In social media today, we’ve seen an uprising in body positivity for people of all genders.
With plus size now becoming the new normal, women everywhere are embracing their thick thighs and curves. However, the body positivity movement isn’t always inclusive of everyone. The term “the acceptable thick” basically means that women can be plus sized but only to a certain socially accepted extent.
For example, we never see women in fashion ads with stretch marks, with “cellulite," or even with bigger stomachs or guts. We always see women with flat stomachs and wide hips, and although these women need representation too, they don’t represent the entire plus-sized community.
For example, brands such as Aerie featured Barbie Nox, a “plus-sized model” in their new untouched campaign.
Sports Illustrated featured the plus-sized model Ashley Graham, size 16, on the cover of their magazine for the first time in the history of the magazine. Although this has been seen as a huge triumph for plus sized women, the amount of under-representation in the media is alarming. I personally think the root of body negativity is due to this.

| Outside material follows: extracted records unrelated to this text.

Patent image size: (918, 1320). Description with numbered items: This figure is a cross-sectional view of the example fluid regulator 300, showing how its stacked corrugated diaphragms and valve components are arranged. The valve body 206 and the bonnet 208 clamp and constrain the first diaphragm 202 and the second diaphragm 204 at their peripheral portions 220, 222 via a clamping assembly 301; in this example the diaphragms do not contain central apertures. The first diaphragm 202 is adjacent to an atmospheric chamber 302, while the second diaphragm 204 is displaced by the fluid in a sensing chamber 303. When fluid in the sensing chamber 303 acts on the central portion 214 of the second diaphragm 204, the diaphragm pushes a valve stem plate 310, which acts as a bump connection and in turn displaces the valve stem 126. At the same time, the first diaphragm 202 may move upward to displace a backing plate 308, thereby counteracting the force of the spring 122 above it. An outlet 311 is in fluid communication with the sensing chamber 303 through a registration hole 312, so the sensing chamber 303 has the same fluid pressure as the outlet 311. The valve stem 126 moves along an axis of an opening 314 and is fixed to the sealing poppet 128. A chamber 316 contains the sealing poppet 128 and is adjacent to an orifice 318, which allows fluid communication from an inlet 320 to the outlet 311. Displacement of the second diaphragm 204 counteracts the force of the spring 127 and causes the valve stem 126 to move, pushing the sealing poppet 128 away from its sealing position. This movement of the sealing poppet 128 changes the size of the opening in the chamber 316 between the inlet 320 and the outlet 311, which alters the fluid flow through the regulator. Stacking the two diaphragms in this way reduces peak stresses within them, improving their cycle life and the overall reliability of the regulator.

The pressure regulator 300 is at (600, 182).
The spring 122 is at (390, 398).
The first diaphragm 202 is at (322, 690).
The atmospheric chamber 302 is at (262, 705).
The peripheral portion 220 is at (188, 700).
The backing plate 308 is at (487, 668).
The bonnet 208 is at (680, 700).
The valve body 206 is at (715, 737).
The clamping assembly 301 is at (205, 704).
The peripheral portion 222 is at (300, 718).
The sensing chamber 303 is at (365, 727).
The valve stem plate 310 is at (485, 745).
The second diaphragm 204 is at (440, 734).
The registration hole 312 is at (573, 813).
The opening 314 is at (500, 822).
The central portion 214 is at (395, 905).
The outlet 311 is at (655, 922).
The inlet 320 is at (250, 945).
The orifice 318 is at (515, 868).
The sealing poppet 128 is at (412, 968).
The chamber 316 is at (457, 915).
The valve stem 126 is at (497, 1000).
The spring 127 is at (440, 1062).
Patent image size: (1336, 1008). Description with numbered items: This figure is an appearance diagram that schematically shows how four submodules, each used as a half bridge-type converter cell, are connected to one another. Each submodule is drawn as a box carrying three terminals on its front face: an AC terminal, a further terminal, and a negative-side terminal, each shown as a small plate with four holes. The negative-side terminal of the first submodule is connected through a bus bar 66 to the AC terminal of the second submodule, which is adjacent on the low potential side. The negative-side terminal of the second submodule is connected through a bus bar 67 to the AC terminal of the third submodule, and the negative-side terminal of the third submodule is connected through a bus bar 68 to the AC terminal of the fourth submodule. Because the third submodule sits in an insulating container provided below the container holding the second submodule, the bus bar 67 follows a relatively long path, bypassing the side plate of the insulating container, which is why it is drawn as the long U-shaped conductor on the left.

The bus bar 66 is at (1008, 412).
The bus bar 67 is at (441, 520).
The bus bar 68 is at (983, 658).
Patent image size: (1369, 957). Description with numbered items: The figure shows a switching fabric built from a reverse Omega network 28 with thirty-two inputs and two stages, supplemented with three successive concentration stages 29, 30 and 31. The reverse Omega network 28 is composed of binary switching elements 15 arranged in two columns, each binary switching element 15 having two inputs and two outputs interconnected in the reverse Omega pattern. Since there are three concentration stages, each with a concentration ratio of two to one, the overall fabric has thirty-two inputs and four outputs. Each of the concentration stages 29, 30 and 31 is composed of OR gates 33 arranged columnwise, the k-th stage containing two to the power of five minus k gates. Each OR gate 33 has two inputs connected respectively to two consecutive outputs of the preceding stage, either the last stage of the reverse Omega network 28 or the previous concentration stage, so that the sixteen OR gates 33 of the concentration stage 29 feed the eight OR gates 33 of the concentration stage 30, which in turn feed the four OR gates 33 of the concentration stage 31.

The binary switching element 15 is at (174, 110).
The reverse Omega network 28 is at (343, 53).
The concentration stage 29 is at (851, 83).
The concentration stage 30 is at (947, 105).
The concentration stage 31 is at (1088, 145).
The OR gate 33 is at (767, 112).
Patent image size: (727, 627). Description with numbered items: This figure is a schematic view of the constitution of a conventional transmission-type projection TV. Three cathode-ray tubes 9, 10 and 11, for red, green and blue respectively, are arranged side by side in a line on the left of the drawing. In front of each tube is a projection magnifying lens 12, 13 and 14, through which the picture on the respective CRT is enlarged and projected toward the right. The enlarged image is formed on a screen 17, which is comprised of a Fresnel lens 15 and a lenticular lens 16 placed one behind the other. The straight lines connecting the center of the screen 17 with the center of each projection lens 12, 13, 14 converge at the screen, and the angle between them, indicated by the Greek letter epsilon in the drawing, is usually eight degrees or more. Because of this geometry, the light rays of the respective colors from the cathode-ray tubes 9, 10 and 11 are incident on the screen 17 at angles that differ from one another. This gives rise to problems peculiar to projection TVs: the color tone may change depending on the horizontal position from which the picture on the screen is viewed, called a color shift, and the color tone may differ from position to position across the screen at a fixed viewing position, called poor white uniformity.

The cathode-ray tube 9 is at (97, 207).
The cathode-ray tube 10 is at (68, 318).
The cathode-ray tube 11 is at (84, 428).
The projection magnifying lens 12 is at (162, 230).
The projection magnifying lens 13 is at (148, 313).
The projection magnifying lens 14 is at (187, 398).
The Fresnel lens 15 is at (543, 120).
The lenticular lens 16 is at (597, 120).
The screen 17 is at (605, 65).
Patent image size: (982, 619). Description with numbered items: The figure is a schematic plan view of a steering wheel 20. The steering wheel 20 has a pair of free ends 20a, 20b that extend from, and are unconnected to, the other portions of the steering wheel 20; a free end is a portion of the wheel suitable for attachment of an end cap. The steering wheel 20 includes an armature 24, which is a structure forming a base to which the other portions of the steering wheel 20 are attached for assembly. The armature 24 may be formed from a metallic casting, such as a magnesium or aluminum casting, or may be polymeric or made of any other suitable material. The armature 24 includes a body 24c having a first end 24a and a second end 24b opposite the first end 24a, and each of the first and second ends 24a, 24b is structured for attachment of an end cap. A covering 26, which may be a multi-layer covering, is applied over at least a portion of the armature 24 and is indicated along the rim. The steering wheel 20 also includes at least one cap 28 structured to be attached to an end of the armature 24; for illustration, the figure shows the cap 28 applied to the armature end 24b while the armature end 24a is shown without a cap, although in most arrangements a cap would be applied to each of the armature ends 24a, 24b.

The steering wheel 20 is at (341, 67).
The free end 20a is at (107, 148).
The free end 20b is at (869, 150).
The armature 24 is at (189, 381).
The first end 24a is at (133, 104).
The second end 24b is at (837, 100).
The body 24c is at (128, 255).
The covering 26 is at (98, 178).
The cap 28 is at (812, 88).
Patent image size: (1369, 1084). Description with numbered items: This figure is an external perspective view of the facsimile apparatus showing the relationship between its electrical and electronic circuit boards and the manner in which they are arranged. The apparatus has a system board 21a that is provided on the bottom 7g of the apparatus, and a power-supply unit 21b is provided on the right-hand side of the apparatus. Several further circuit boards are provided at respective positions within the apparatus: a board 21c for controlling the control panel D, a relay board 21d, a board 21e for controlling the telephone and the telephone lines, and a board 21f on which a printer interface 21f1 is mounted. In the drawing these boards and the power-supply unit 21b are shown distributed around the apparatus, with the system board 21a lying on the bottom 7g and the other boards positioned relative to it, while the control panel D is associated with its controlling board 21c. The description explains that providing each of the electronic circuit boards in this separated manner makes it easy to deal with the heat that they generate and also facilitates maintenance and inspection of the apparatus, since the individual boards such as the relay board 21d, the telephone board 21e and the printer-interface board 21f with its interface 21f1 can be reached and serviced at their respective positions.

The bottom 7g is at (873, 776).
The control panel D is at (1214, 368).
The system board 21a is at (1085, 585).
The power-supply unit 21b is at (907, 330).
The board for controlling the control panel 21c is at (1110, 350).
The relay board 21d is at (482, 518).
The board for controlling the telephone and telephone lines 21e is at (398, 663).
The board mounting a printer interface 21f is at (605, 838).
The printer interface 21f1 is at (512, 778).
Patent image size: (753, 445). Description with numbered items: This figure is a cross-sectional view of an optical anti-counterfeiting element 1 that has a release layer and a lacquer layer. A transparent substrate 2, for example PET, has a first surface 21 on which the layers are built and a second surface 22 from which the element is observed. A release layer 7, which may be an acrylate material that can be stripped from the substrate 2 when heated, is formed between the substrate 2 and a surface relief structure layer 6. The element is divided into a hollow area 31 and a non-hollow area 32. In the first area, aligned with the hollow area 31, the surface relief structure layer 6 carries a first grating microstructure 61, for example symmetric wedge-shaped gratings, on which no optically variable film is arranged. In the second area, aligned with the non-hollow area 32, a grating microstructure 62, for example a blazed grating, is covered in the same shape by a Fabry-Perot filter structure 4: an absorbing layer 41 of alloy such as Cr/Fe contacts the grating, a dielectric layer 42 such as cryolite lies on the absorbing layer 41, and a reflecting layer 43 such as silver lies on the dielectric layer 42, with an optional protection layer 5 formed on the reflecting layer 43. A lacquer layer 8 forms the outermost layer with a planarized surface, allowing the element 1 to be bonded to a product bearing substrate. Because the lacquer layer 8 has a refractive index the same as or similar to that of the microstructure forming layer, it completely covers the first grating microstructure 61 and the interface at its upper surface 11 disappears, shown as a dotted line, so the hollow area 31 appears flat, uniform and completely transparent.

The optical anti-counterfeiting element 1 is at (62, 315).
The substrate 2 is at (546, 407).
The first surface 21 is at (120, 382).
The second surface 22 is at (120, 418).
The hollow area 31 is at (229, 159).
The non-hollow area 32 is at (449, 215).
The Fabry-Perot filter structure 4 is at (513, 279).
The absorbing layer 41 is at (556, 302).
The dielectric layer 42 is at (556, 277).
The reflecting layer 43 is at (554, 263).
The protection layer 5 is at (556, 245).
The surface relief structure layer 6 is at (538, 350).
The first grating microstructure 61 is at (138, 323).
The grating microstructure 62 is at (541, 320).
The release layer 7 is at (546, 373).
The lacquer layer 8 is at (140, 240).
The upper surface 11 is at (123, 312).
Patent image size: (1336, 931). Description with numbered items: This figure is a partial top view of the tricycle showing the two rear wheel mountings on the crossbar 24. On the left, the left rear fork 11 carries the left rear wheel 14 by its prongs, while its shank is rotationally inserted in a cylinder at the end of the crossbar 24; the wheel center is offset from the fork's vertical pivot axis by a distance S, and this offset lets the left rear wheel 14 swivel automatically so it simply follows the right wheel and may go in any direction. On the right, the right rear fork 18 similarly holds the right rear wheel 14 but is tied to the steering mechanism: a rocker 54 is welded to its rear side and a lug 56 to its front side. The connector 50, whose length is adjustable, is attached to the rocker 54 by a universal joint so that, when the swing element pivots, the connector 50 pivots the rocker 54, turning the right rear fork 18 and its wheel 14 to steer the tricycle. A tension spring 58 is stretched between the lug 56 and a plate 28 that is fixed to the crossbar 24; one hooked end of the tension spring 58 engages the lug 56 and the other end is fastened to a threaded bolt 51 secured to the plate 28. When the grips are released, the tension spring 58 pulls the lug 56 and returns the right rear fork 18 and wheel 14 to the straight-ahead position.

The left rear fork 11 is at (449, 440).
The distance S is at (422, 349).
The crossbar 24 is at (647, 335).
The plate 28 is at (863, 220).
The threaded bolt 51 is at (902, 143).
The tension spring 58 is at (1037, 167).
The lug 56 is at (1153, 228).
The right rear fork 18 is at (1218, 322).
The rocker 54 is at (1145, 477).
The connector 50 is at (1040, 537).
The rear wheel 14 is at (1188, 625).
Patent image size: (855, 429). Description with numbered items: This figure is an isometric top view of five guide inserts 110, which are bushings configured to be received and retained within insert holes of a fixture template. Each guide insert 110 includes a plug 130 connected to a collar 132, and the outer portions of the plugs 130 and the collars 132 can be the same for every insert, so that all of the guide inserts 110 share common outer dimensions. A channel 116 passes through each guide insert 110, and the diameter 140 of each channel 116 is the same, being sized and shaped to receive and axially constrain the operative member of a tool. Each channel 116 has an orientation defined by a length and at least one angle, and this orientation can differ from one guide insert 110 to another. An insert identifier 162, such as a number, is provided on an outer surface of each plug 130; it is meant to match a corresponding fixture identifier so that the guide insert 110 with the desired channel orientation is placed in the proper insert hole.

However, these women are within the spectrum of what's acceptable in society.
While many plus sized women are beyond excited that advertisements are finally using more realistic women, I’m hesitant to say that this is a step forward in progressive body positive thinking. With the acceptable thick becoming more and more apparent in social media, I’m afraid for my fellow fat women whose bodies aren’t portrayed in mainstream society.
And as a woman who is a size 18/20, the term “plus size” has been in my life for years.
The "acceptable thick" is what every man wants; a woman with a small waist, flat stomach, and of course, big hips and round backside. With plus size women in particular, it’s either one extreme or the other. People are either severely fatphobic, or fetishize fat women.
Some extremes include feederism, which I would never ever be a part of.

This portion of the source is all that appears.